A PRM system plays a pivotal role here, enabling seamless lead sharing through the partner portal. This approach incentivizes partners to climb to higher tiers for more lucrative opportunities.
Pipedrive’s Partner Tiers
Pipedrive employs a similar three-tiered system but with specific roles allocated at each level. The first tier is relatively open, allowing any individual or business interested in recommending Pipedrive to participate. The middle and top tiers, however, are reserved for more specialized partners such as consultants, Value-Added Resellers (VARs), and system integrators.
By structuring their partner tiers this way, Pipedrive ensures that partners at different levels can contribute in meaningful ways. Lower-tier partners can engage through referrals, while upper-tier partners actively manage and implement Pipedrive's solutions for clients, driving more substantial business growth.
Aircall's Partner Tiers
Aircall takes a unique approach to its partner tiers by focusing more on the partner’s role in the customer journey than on pure sales metrics. In this system, the first tier consists of partners who mainly provide leads. The second tier includes partners who take on a more active role in the sales cycle, managing deals and helping to expand business opportunities. Finally, third-tier partners are entrusted with closing deals and providing essential after-sales support.
This model ensures that partners are evaluated based on their capabilities rather than their sales volume alone. As their expertise and contributions grow, partners can advance through the tiers, enjoying increased benefits and responsibilities as they progress. This capability-based model fosters a stronger sense of loyalty, encouraging partners to upskill and expand their capabilities to reach higher tiers.
Hubspot’s Partner Tiers
HubSpot’s partner program features a five-tier structure, which is more extensive than the examples mentioned above. Partners are placed into tiers based on their total sales volume. As a partner’s sales increase and they cross specific revenue thresholds, they are automatically moved to the next tier—a process made seamless through HubSpot’s PRM software.
This automation eliminates the manual work of tracking partner progress, ensuring timely upgrades and appropriate rewards as partners achieve new milestones. In HubSpot's program, higher-tier partners gain access to additional benefits such as co-marketing opportunities, exclusive support, and increased visibility within HubSpot’s ecosystem, driving a stronger sense of loyalty and motivation.

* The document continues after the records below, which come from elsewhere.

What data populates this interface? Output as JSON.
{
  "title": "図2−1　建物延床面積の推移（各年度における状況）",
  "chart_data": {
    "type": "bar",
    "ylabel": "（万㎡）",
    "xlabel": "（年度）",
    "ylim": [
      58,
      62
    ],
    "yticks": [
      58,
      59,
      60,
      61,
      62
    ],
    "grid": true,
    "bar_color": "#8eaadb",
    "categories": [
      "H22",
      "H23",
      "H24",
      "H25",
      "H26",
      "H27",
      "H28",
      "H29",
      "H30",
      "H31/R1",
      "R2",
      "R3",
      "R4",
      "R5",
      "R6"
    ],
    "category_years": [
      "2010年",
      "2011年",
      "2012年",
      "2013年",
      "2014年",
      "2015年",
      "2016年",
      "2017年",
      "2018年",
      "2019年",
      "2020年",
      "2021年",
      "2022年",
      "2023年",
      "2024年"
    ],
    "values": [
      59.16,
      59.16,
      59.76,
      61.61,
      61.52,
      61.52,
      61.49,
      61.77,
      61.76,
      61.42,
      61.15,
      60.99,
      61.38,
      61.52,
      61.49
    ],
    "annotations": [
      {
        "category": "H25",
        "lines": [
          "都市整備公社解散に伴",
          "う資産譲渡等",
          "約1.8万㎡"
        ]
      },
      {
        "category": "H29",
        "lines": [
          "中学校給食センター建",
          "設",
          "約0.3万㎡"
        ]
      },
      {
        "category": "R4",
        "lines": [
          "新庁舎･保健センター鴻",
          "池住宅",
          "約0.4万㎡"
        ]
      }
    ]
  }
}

Finding a PRM suited to your program
Creating an effective partner program requires more than just signing up partners; it demands a thoughtful approach to structuring those relationships through well-designed tiers. These tiers not only motivate partners to advance but also allow businesses to manage their partner ecosystem more efficiently, catering to different levels of engagement and capability. As we've seen from the examples of Zendesk, Pipedrive, Aircall, and HubSpot, a successful tiered program tailors rewards and support to match the partner's contribution, helping businesses grow while maintaining strong, mutually beneficial relationships.
Irrespective of how you design your tiers and how many levels you create, a PRM system is essential to streamline the process. Kiflo PRM simplifies the tier management of partners, offering a tailored solution specifically for tech startups and SMBs. From partner onboarding and lead attribution to tier management, Kiflo helps businesses easily manage their entire partner program. With Kiflo, you can focus on scaling your partner network while ensuring each partner gets the support and rewards they deserve.